I think you mean by analogy but if a measuring device were just ten percent off the more measures made the greater the cumulative error.
So a survey of my property with a ten percent at each measure would be wrong, the boundaries with my neighbors would be wrong, my tax bill would be wrong, a measure of my net worth be wrong. And I wouldn't know by how much.
But if it were a simple matter of correcting the error it could be done. However it must be known that was error and how much and how to rescale it.
In selling some property I discovered I owned five acres of land that does not exist. Why? No one knows and no one knows how to go back and correct it.
If an “out of Africa 200'000 years ago” story is based upon genetic dating and the genetic dating method is unreliable what happens to the story?
Consider what the conclusions about the electron would be if the measurement of its charge were 200 or 400 percent in error. Or if the means of measuring charge were incapable of really measuring charge at all.
Define unreliable. Suppose it was 400,000 years ago, or 150,000 years ago, does that change the story?
First, there are other methods of dating things a lot of the time, so the scale is not entirely arbitrary, but does have bounds. Second, does the inaccuracy affect your understanding of the relative sequencing of populating various parts of the world?

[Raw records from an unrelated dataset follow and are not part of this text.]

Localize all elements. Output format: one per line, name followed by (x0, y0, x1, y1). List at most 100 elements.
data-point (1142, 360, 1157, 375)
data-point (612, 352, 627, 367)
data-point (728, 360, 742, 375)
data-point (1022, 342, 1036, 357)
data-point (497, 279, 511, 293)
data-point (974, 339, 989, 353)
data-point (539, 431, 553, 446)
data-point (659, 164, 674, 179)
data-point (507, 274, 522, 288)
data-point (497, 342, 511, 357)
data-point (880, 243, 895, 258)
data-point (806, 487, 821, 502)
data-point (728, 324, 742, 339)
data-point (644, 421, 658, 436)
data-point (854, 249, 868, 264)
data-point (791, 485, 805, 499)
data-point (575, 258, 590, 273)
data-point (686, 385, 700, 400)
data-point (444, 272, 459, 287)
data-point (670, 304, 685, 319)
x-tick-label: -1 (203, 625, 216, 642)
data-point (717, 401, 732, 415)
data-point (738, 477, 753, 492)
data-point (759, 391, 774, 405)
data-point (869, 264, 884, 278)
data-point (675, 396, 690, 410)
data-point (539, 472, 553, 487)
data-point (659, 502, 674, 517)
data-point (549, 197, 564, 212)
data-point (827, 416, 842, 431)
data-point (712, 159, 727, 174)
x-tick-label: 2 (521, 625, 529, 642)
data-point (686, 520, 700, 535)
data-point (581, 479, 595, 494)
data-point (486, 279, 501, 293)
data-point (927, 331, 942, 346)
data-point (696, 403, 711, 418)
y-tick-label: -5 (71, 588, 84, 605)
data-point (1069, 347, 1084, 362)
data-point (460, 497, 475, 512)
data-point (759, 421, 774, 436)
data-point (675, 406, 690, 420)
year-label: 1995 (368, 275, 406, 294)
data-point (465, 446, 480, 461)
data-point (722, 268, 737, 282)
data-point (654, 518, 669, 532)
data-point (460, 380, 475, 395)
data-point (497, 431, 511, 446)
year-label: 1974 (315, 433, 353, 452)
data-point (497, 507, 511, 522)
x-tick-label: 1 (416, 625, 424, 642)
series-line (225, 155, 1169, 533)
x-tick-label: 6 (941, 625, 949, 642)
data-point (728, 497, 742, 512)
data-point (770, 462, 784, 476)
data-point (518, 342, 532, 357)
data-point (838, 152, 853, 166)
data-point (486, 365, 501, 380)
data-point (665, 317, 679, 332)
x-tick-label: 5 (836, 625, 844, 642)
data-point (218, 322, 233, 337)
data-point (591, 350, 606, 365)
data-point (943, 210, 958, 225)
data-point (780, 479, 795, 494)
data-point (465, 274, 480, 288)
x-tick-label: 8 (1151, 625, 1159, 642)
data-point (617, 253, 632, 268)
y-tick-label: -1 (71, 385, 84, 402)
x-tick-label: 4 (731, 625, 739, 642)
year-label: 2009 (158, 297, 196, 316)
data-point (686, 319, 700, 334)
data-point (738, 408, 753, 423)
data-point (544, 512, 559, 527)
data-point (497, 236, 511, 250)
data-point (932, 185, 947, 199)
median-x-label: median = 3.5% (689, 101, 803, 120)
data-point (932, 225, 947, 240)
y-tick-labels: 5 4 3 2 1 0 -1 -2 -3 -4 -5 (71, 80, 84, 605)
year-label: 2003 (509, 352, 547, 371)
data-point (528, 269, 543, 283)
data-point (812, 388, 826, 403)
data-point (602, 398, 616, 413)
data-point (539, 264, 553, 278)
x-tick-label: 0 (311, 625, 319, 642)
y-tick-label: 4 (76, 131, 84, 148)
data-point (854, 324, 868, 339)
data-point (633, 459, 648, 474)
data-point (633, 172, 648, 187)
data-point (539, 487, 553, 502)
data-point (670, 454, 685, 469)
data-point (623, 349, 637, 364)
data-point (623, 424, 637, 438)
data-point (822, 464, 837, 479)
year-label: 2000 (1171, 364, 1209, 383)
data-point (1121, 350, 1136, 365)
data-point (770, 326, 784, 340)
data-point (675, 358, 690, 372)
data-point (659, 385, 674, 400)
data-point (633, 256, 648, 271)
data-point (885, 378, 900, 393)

More to the point, however, refining these temporal scales does nothing to refute the underlying premise of evolutionary theory, namely random genetic variation and selection by fitness for the environment. I think almost any biologist is open to dispensing with almost anything else if compelling data that leads to a contradictory conclusion is presented AND it is shown that other contradictory data is invalid. [mere clashes of data are simply an invitation for further research to settle the issue]
I picked the story of the electron because it is real, and it took a significant amount of experimental work by a significant number of researchers to refine techniques to the point where measurements were reasonably repeatable and reasonably in agreement. At no point did a discovery of measurements errors (which started off being fairly substantial) "disprove" the hypothesis of a universal quantized charge for the electron.